Wherever you go, there you are, and it turns out, most people are so nothing at all, that they can’t even really be said to be anywhere.
It looks like you’ve already touched a nerve with compulsive travelers. Of course they don’t want to face the idea that they’re boring people. They see themselves as the literal jet set. Yet I feel exactly as you do. Most travelers become the most obnoxious, low class form of vermin: tourists. At the moment, there are violent protests in Mexico City over gentrification. Normal people cannot afford to live in Mexico City because Airbnb has driven up the prices of housing. The entire economy has started to revolve around the tourist class. I don’t agree with them breaking store windows, but I do understand the sentiment behind it. Compulsive travel is what you do when you are empty on the inside. You fetishize the exotic because you yourself are nothing special and do not believe you can do anything to remedy it besides spend more money.

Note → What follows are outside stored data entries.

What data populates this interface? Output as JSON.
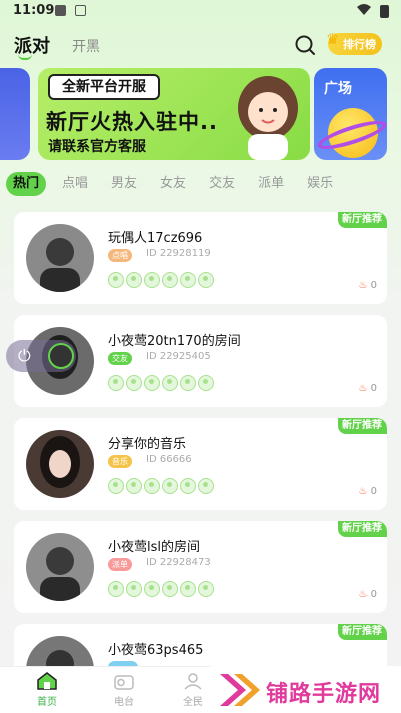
{
  "status_bar": {
    "time": "11:09"
  },
  "header": {
    "brand": "派对",
    "secondary_tab": "开黑",
    "rank_label": "排行榜"
  },
  "banner": {
    "tag": "全新平台开服",
    "title": "新厅火热入驻中..",
    "subtitle": "请联系官方客服",
    "side_label": "广场"
  },
  "categories": [
    "热门",
    "点唱",
    "男友",
    "女友",
    "交友",
    "派单",
    "娱乐"
  ],
  "active_category": "热门",
  "rooms": [
    {
      "badge": "新厅推荐",
      "title": "玩偶人17cz696",
      "tag": "点唱",
      "tag_color": "#f4b87c",
      "id": "ID 22928119",
      "heat": "0"
    },
    {
      "badge": "新厅推荐",
      "title": "小夜莺20tn170的房间",
      "tag": "交友",
      "tag_color": "#62d24a",
      "id": "ID 22925405",
      "heat": "0"
    },
    {
      "badge": "新厅推荐",
      "title": "分享你的音乐",
      "tag": "音乐",
      "tag_color": "#f6c34a",
      "id": "ID 66666",
      "heat": "0"
    },
    {
      "badge": "新厅推荐",
      "title": "小夜莺lsl的房间",
      "tag": "派单",
      "tag_color": "#f69a9a",
      "id": "ID 22928473",
      "heat": "0"
    },
    {
      "badge": "新厅推荐",
      "title": "小夜莺63ps465",
      "tag": "",
      "tag_color": "#7fd0f0",
      "id": "",
      "heat": ""
    }
  ],
  "bottom_nav": [
    {
      "label": "首页",
      "icon": "home-icon",
      "active": true
    },
    {
      "label": "电台",
      "icon": "radio-icon",
      "active": false
    },
    {
      "label": "全民",
      "icon": "people-icon",
      "active": false
    }
  ],
  "watermark": {
    "text": "铺路手游网"
  },
  "colors": {
    "accent": "#62d24a",
    "rank": "#f4c11d",
    "flame": "#ff5a3c",
    "watermark": "#e03a9c"
  }
}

Reminds me of lines from David Watson's "Civilization is a Jetliner"
https://www.fifthestate.org/archive/314-fall-1983/civilization-is-like-a-jetliner/
"...because it transports people who have never experienced their humanity where they were, to places where they shouldn’t go. In fact it mainly transports businessmen in suits with briefcases filled with charts, contracts, more mischief—businessmen who are identical everywhere and hence have no reason at all to be ferried about."